Pour les acteurs du patrimoine, intégrer ces savoir-faire dans les projets de réhabilitation paysagère doit être pensé comme une réhabilitation réelle des techniques et des usages. Cela implique de transmettre ce patrimoine immatériel, les méthodes de taille, la compréhension du végétal dans son espace.

Un cas emblématique est celui des jardins du Château de Villandry, en Indre-et-Loire. Après des décennies de dégradation, la restauration menée au XXe siècle s’est appuyée sur des plans anciens et des archives précises pour recréer les formes végétales d’origine, y compris les topiaires minutieuses. Cette restitution a permis de redonner vie à un paysage historique dans le respect des intentions initiales, tout en réactualisant les pratiques horticoles. Cette démarche illustre parfaitement comment la topiaire et les jardins classiques participent à un patrimoine vivant, capable de traverser les siècles grâce à la rigueur des gestes et la continuité des savoir-faire.

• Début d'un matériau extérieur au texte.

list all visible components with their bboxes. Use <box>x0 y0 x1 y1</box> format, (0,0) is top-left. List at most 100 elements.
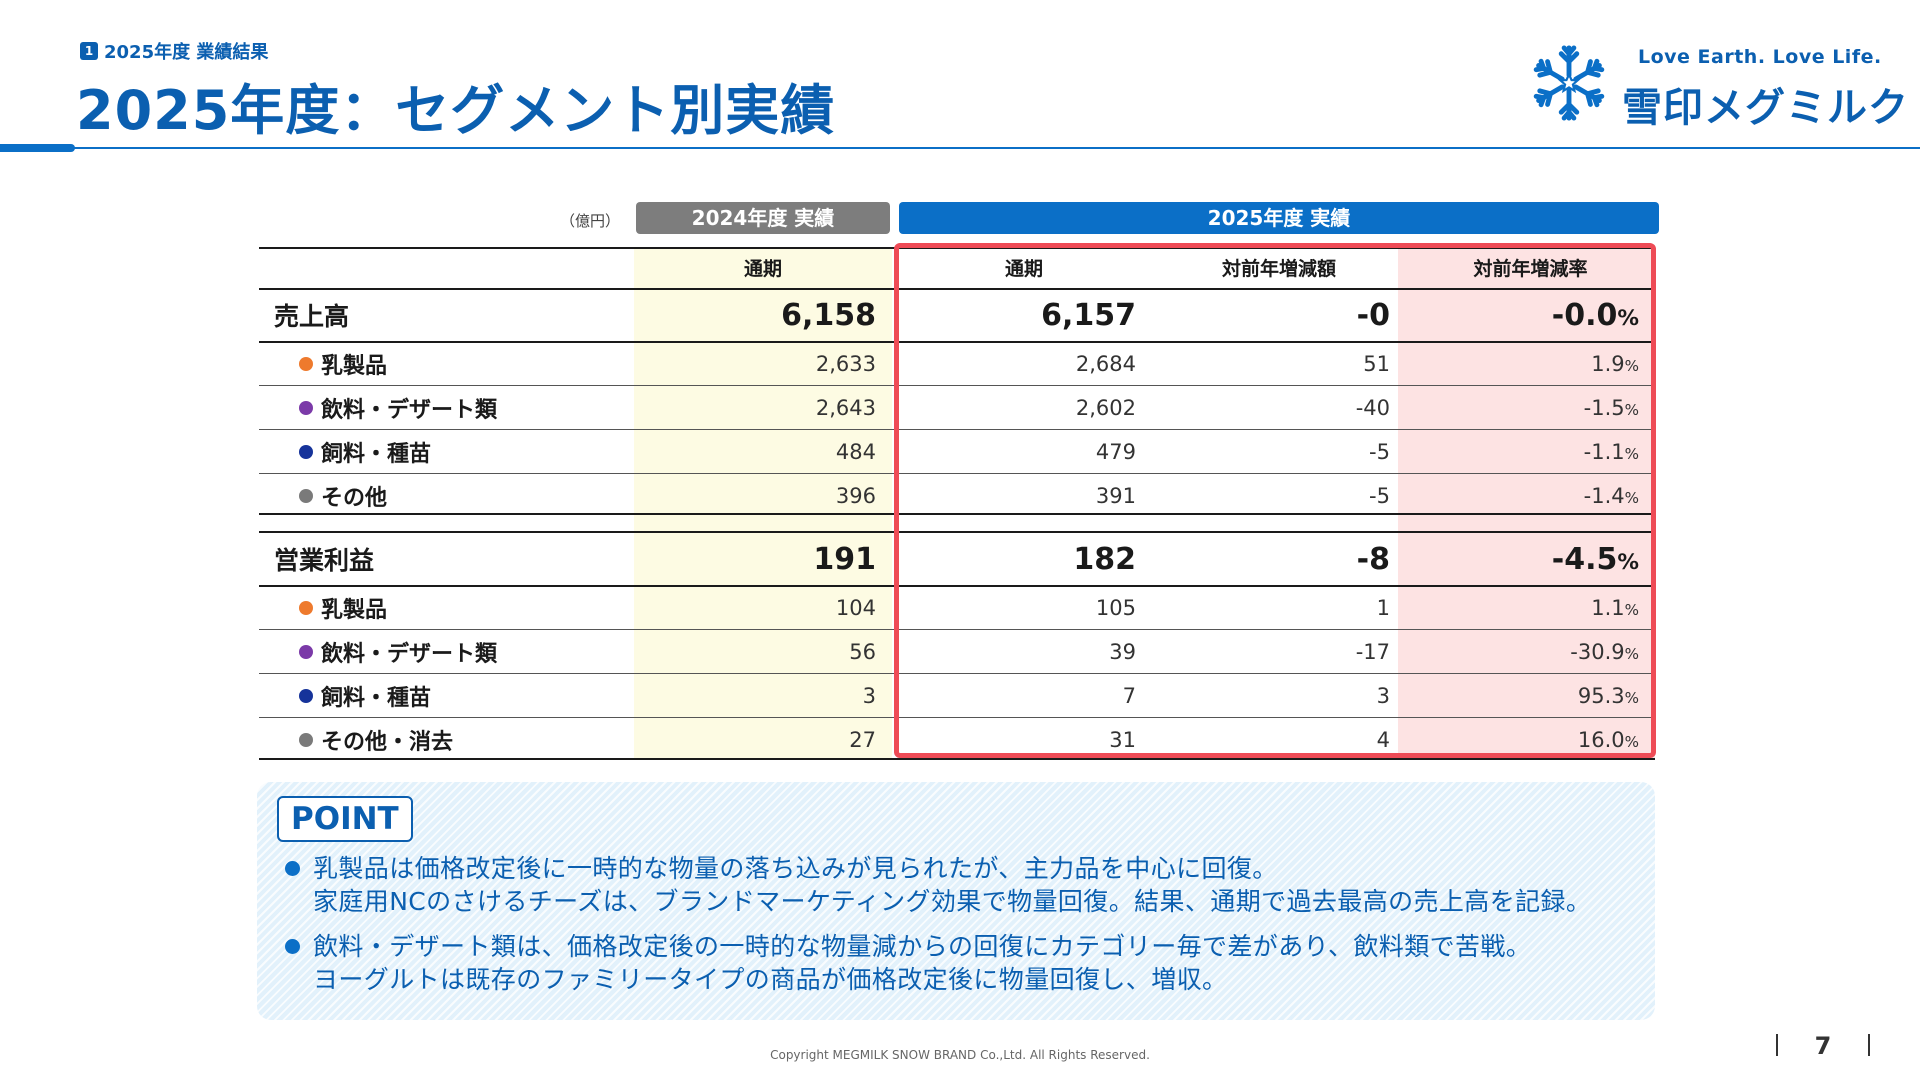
section-number-badge: 1 <box>80 42 98 60</box>
table-rule <box>259 585 1655 587</box>
segment-dot-icon <box>299 688 313 703</box>
bullet-dot-icon <box>285 939 300 954</box>
segment-dot-icon <box>299 488 313 503</box>
cell-2025: 2,602 <box>1075 395 1136 420</box>
cell-2025: 105 <box>1095 595 1136 620</box>
table-row-profit-total: 営業利益 191 182 -8 -4.5% <box>259 533 1655 585</box>
column-header-2024-full-year: 通期 <box>743 258 782 280</box>
table-row: その他 396 391 -5 -1.4% <box>259 474 1655 517</box>
company-logo: Love Earth. Love Life. 雪印メグミルク <box>1530 40 1908 131</box>
bullet-line: ヨーグルトは既存のファミリータイプの商品が価格改定後に物量回復し、増収。 <box>313 965 1228 994</box>
table-row-sales-total: 売上高 6,158 6,157 -0 -0.0% <box>259 289 1655 341</box>
cell-rate: -1.4% <box>1583 483 1639 508</box>
page-title: 2025年度：セグメント別実績 <box>76 79 836 142</box>
point-bullet: 乳製品は価格改定後に一時的な物量の落ち込みが見られたが、主力品を中心に回復。 家… <box>285 852 1591 918</box>
row-label: 飼料・種苗 <box>259 436 634 468</box>
cell-2024: 27 <box>849 727 876 752</box>
table-rule <box>259 513 1655 515</box>
table-rule <box>259 629 1655 630</box>
column-header-yoy-change: 対前年増減額 <box>1221 258 1336 280</box>
cell-rate: -4.5% <box>1551 541 1639 577</box>
fy2025-highlight-frame <box>894 243 1656 758</box>
column-header-2025-full-year: 通期 <box>1004 258 1043 280</box>
cell-2024: 6,158 <box>781 297 876 333</box>
cell-2024: 3 <box>862 683 876 708</box>
cell-rate: 95.3% <box>1577 683 1639 708</box>
cell-2024: 2,633 <box>815 351 876 376</box>
section-tag: 1 2025年度 業績結果 <box>80 38 268 64</box>
cell-change: -40 <box>1355 395 1390 420</box>
cell-change: 4 <box>1376 727 1390 752</box>
row-label: その他 <box>259 480 634 512</box>
cell-rate: 1.9% <box>1591 351 1639 376</box>
table-row: 飲料・デザート類 56 39 -17 -30.9% <box>259 630 1655 673</box>
brand-tagline: Love Earth. Love Life. <box>1638 46 1882 68</box>
table-rule <box>259 673 1655 674</box>
cell-change: -8 <box>1356 541 1390 577</box>
table-rule <box>259 385 1655 386</box>
point-box: POINT 乳製品は価格改定後に一時的な物量の落ち込みが見られたが、主力品を中心… <box>257 782 1655 1020</box>
cell-2025: 182 <box>1073 541 1136 577</box>
page-number: 7 <box>1776 1030 1870 1060</box>
cell-rate: 1.1% <box>1591 595 1639 620</box>
cell-rate: -1.5% <box>1583 395 1639 420</box>
cell-change: 51 <box>1363 351 1390 376</box>
row-label: 売上高 <box>274 302 350 331</box>
cell-2024: 191 <box>813 541 876 577</box>
cell-2025: 31 <box>1109 727 1136 752</box>
cell-2024: 484 <box>835 439 876 464</box>
cell-change: 3 <box>1376 683 1390 708</box>
segment-dot-icon <box>299 356 313 371</box>
bullet-line: 飲料・デザート類は、価格改定後の一時的な物量減からの回復にカテゴリー毎で差があり… <box>313 932 1532 961</box>
table-row: 飼料・種苗 3 7 3 95.3% <box>259 674 1655 717</box>
table-row: 乳製品 104 105 1 1.1% <box>259 586 1655 629</box>
snowflake-logo-icon <box>1530 45 1608 124</box>
cell-2025: 39 <box>1109 639 1136 664</box>
page-number-divider <box>1776 1034 1778 1056</box>
page-number-divider <box>1868 1034 1870 1056</box>
segment-dot-icon <box>299 732 313 747</box>
cell-change: -5 <box>1369 439 1390 464</box>
cell-change: 1 <box>1376 595 1390 620</box>
row-label: 飼料・種苗 <box>259 680 634 712</box>
row-label: 乳製品 <box>259 592 634 624</box>
cell-rate: -30.9% <box>1570 639 1639 664</box>
segment-dot-icon <box>299 644 313 659</box>
table-rule <box>259 473 1655 474</box>
row-label: 乳製品 <box>259 348 634 380</box>
cell-2024: 104 <box>835 595 876 620</box>
bullet-line: 乳製品は価格改定後に一時的な物量の落ち込みが見られたが、主力品を中心に回復。 <box>313 854 1278 883</box>
cell-change: -17 <box>1355 639 1390 664</box>
table-rule <box>259 247 1655 249</box>
page-number-value: 7 <box>1814 1032 1832 1060</box>
row-label: その他・消去 <box>259 724 634 756</box>
group-header-2025: 2025年度 実績 <box>899 202 1659 234</box>
copyright: Copyright MEGMILK SNOW BRAND Co.,Ltd. Al… <box>770 1048 1150 1062</box>
table-rule <box>259 758 1655 760</box>
segment-dot-icon <box>299 600 313 615</box>
table-rule <box>259 341 1655 343</box>
cell-2025: 7 <box>1122 683 1136 708</box>
table-rule <box>259 717 1655 718</box>
cell-rate: -0.0% <box>1551 297 1639 333</box>
group-header-2024: 2024年度 実績 <box>636 202 890 234</box>
table-rule <box>259 288 1655 290</box>
cell-2025: 479 <box>1095 439 1136 464</box>
table-rule <box>259 531 1655 533</box>
slide-header: 1 2025年度 業績結果 2025年度：セグメント別実績 <box>0 0 1920 155</box>
section-label: 2025年度 業績結果 <box>104 42 269 63</box>
table-rule <box>259 429 1655 430</box>
row-label: 営業利益 <box>274 546 375 575</box>
point-bullet: 飲料・デザート類は、価格改定後の一時的な物量減からの回復にカテゴリー毎で差があり… <box>285 930 1531 996</box>
cell-2024: 396 <box>835 483 876 508</box>
cell-2025: 391 <box>1095 483 1136 508</box>
table-row: 乳製品 2,633 2,684 51 1.9% <box>259 342 1655 385</box>
cell-2024: 56 <box>849 639 876 664</box>
cell-2024: 2,643 <box>815 395 876 420</box>
cell-rate: -1.1% <box>1583 439 1639 464</box>
bullet-dot-icon <box>285 861 300 876</box>
cell-rate: 16.0% <box>1577 727 1639 752</box>
column-header-row: 通期 通期 対前年増減額 対前年増減率 <box>259 247 1655 288</box>
table-row: 飲料・デザート類 2,643 2,602 -40 -1.5% <box>259 386 1655 429</box>
cell-change: -5 <box>1369 483 1390 508</box>
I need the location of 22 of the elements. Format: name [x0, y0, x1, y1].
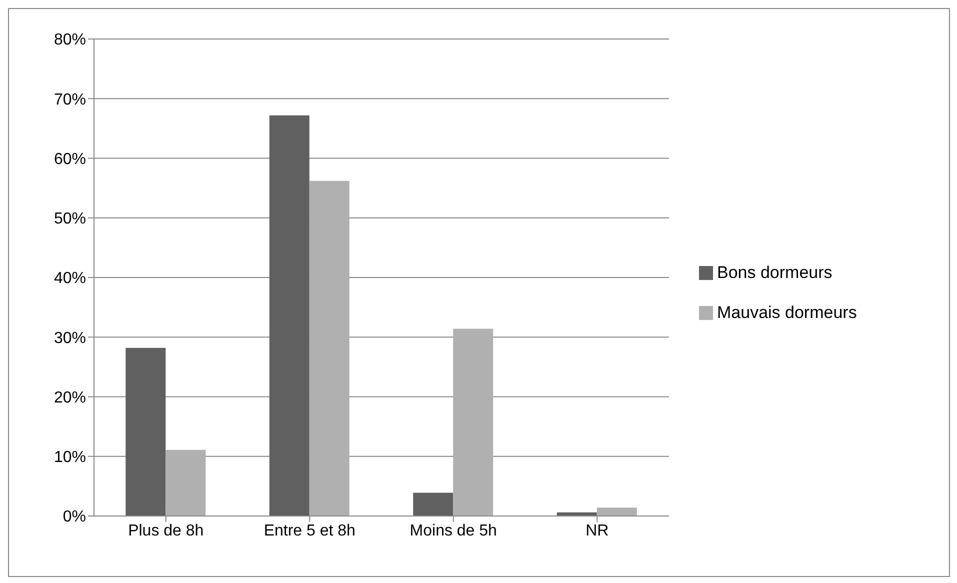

Un grand merci pour votre lecture !
J'espère que vous aurez appris des choses intéressantes^^
si oui n'hésitez pas à me laisser un commentaire
Excellent article pour commencer l'été avec ces magnifiques jardins maitrisés et les jardiniers artistes passionnés qui assurent leur entretien ! Ce que j'ai découvert est la grande proximité entre les sculpteurs de pierres ou autres matériaux et les jardiniers, sculpteurs de végétal et les illustrateurs comme Marie, qui mettent en valeur tous ces bijoux artistiques de notre patrimoine, par leurs dessins !! Tout se rejoint dans une même passion de la beauté !!